The defendant met his prima facie burden of showing that the plaintiff did not sustain a serious injury within the meaning of Insurance Law § 5102(d) as a result of the subject accident (see Toure v. Avis Rent A Car Sys., 98 N.Y.2d 345, 746 N.Y.S.2d 865, 774 N.E.2d 1197;  Gaddy v. Eyler, 79 N.Y.2d 955, 956-957, 582 N.Y.S.2d 990, 591 N.E.2d 1176).

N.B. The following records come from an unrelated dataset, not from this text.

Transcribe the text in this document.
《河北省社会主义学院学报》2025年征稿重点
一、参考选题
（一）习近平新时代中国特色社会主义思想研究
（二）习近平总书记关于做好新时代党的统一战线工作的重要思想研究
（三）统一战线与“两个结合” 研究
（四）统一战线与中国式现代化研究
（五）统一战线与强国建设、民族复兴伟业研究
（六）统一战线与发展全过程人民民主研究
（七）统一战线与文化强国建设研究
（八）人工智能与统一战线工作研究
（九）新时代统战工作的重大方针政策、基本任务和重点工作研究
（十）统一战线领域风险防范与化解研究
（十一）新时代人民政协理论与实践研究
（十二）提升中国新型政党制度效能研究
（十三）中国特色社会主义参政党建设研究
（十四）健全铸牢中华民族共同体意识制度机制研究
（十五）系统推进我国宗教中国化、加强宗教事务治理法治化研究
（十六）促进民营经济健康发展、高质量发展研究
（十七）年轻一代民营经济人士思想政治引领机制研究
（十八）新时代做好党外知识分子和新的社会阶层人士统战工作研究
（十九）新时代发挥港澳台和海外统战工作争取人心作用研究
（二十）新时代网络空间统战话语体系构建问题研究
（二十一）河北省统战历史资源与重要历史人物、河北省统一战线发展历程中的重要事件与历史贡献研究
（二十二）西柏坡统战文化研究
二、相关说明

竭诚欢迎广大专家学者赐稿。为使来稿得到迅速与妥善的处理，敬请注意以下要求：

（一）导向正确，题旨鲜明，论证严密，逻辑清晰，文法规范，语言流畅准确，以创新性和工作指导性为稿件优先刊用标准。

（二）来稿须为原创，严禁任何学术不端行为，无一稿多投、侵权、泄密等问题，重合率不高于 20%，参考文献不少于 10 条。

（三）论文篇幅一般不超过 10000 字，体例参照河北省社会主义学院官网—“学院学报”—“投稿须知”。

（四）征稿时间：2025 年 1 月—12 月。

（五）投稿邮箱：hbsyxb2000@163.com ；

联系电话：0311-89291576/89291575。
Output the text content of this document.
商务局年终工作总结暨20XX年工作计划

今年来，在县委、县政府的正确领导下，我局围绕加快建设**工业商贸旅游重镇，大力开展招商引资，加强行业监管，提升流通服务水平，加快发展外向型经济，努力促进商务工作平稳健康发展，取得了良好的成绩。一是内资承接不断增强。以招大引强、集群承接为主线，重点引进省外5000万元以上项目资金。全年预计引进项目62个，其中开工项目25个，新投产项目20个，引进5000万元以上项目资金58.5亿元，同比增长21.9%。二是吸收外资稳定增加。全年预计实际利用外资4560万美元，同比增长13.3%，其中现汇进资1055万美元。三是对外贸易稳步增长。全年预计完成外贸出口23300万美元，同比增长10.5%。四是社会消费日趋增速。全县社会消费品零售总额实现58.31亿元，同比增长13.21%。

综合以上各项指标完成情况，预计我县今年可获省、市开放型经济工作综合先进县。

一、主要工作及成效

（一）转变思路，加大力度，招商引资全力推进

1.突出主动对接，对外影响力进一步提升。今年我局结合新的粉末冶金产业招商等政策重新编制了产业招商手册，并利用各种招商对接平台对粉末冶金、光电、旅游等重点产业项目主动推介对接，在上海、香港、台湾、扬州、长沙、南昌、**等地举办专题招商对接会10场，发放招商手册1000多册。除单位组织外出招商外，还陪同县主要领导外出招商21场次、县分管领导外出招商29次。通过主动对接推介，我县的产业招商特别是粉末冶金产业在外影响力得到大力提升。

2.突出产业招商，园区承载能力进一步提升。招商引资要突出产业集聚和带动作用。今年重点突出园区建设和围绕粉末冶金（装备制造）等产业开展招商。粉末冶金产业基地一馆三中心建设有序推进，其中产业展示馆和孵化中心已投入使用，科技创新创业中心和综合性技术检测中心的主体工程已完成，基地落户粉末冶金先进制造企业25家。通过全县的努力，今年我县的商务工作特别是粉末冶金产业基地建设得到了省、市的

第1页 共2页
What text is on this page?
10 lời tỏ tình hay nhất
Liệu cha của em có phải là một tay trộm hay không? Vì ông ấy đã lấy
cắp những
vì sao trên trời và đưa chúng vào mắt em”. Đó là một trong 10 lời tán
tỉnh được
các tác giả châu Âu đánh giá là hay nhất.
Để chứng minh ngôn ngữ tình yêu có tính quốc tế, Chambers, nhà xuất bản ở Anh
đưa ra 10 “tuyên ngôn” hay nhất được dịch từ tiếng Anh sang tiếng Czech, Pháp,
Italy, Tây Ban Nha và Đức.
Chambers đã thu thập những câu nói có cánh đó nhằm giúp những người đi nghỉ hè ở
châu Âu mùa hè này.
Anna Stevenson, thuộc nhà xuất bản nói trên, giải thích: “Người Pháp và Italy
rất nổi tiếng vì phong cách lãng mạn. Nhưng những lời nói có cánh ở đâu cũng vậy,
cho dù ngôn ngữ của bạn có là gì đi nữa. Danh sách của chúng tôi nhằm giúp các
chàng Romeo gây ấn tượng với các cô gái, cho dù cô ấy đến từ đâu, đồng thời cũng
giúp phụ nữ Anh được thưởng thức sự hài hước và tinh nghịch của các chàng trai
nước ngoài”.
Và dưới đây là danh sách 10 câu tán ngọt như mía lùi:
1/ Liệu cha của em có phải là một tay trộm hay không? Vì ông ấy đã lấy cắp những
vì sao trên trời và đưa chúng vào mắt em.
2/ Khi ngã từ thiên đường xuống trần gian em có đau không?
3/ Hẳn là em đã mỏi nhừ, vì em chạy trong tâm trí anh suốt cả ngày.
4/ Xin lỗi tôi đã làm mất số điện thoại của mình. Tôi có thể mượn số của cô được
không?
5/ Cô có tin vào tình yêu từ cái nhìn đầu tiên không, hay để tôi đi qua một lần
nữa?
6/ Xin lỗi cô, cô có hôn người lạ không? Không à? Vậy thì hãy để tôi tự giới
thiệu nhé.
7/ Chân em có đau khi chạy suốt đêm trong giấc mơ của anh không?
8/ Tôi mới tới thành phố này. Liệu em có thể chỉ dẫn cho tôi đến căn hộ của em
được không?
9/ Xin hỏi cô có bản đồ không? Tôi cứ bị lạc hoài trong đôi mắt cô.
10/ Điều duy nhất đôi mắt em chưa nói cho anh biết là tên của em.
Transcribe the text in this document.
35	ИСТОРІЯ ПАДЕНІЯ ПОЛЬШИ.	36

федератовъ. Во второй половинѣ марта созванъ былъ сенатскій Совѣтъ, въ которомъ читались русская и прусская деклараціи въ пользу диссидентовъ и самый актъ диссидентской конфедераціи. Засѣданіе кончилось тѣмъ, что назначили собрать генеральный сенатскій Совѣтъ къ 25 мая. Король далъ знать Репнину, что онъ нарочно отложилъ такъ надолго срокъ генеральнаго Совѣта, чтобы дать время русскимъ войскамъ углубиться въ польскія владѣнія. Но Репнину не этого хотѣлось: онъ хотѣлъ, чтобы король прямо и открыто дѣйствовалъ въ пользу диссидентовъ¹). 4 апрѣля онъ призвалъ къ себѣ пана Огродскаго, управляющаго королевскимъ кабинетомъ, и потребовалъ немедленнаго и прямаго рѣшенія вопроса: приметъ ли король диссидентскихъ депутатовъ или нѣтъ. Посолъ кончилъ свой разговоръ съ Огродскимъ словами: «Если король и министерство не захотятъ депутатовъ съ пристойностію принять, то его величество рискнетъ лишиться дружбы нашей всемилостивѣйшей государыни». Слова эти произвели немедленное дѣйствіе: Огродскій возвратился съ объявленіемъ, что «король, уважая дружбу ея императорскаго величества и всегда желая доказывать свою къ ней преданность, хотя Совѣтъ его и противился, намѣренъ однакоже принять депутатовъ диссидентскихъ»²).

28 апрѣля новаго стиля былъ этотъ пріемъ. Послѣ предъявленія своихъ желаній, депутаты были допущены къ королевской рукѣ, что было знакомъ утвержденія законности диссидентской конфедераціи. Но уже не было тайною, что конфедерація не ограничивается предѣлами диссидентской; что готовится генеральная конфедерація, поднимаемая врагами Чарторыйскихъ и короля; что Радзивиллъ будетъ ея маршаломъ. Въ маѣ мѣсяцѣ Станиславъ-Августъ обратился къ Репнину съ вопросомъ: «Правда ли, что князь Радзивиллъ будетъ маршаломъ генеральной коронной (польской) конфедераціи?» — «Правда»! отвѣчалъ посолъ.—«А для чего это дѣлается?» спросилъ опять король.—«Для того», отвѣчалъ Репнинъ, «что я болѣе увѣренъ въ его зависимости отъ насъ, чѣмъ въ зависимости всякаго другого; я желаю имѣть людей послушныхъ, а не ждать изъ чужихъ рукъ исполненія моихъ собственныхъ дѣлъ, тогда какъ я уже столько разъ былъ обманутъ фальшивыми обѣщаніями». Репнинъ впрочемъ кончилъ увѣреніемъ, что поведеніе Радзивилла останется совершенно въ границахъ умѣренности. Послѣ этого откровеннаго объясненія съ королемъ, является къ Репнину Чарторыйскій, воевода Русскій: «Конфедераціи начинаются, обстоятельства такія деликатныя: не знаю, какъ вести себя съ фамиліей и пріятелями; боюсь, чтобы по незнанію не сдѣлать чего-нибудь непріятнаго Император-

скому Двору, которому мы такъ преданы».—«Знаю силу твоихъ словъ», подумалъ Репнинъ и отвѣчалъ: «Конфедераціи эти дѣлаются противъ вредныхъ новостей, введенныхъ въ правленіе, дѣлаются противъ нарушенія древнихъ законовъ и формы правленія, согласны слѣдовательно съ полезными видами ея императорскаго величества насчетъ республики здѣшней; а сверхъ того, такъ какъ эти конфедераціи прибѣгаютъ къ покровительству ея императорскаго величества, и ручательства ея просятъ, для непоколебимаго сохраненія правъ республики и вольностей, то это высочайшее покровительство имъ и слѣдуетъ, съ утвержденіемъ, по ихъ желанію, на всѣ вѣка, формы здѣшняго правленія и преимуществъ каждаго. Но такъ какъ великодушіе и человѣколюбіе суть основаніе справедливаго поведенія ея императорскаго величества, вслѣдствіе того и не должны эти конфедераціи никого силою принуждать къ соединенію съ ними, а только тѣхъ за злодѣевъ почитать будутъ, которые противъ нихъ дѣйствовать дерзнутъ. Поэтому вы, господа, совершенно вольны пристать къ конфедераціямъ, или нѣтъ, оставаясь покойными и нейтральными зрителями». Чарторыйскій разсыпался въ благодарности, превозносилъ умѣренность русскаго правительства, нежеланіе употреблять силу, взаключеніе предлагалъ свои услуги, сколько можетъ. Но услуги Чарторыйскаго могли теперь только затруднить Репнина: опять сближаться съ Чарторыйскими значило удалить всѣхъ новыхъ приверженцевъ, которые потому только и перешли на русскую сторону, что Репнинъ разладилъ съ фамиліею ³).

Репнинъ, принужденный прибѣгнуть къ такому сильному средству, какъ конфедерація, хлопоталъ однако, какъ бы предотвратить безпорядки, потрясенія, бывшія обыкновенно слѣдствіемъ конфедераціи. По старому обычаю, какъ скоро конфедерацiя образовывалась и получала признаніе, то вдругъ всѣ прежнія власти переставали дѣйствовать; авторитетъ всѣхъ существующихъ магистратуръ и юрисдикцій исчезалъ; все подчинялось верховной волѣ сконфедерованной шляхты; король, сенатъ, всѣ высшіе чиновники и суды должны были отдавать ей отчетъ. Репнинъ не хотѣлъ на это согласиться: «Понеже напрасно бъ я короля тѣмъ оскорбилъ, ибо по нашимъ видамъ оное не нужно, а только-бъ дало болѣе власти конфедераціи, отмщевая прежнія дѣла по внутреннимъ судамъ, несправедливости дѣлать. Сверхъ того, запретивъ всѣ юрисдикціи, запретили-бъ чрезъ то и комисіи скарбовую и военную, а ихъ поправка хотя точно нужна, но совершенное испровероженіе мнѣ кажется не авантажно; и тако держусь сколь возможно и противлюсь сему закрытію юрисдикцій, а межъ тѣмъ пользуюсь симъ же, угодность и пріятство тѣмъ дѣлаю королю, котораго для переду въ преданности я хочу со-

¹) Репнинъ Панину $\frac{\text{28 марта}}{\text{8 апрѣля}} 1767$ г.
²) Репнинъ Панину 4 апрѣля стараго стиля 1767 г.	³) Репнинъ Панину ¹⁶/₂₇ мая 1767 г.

 In opposition, the plaintiff failed to raise a triable issue of fact.   The plaintiff principally relied upon the affidavit of her treating chiropractor, and while that chiropractor noted therein significant limitations in the ranges of motion of the cervical and thoracolumbar regions of the plaintiff's spine, which were based on his contemporaneous and recent examinations of the plaintiff, he failed to acknowledge that the plaintiff previously injured the cervical and lumbar regions of her spine in a prior 2004 accident.   That failure rendered speculative his conclusion that the injuries and limitations observed by him were the result of the subject accident (see Joseph v. A & H Livery, 58 A.D.3d 688, 871 N.Y.S.2d 663;  Penaloza v. Chavez, 48 A.D.3d 654, 852 N.Y.S.2d 315;  Zinger v. Zylberberg, 35 A.D.3d 851, 852, 828 N.Y.S.2d 128;  Tudisco v. James, 28 A.D.3d 536, 813 N.Y.S.2d 482;  Bennett v. Genas, 27 A.D.3d 601, 813 N.Y.S.2d 446;  Allyn v. Hanley, 2 A.D.3d 470, 767 N.Y.S.2d 885).

 The plaintiff's affirmed magnetic resonance imaging reports merely showed that, as of February and March 2006, the plaintiff had evidence of bulging discs at L2-3, L3-4, and L4-5, as well as herniated discs at L3-4, L4-5, L5-S1, C4-5, and C5-6.   The mere existence of a herniated or bulging disc is not evidence of a serious injury in the absence of objective evidence of the extent of the alleged physical limitations resulting from the disc injury, as well as its duration (see Niles v. Lam Pakie Ho, 61 A.D.3d 657, 877 N.Y.S.2d 139;  Sealy v. Riteway-1, Inc., 54 A.D.3d 1018, 865 N.Y.S.2d 129;  Kilakos v. Mascera, 53 A.D.3d 527, 862 N.Y.S.2d 529;  Cerisier v. Thibiu, 29 A.D.3d 507, 815 N.Y.S.2d 140;  Bravo v. Rehman, 28 A.D.3d 694, 814 N.Y.S.2d 225;  Kearse v. New York City Tr. Auth., 16 A.D.3d 45, 49, 789 N.Y.S.2d 281).

 The plaintiff's medical reports from North Shore University Hospital were unaffirmed and thus insufficient to raise a triable issue of fact (see Grasso v. Angerami, 79 N.Y.2d 813, 580 N.Y.S.2d 178, 588 N.E.2d 76;  Sutton v. Yener, 65 A.D.3d 625, 884 N.Y.S.2d 163;  McNeil v. New York City Tr. Auth., 60 A.D.3d 1018, 877 N.Y.S.2d 351;  Sapienza v. Ruggiero, 57 A.D.3d 643, 869 N.Y.S.2d 192).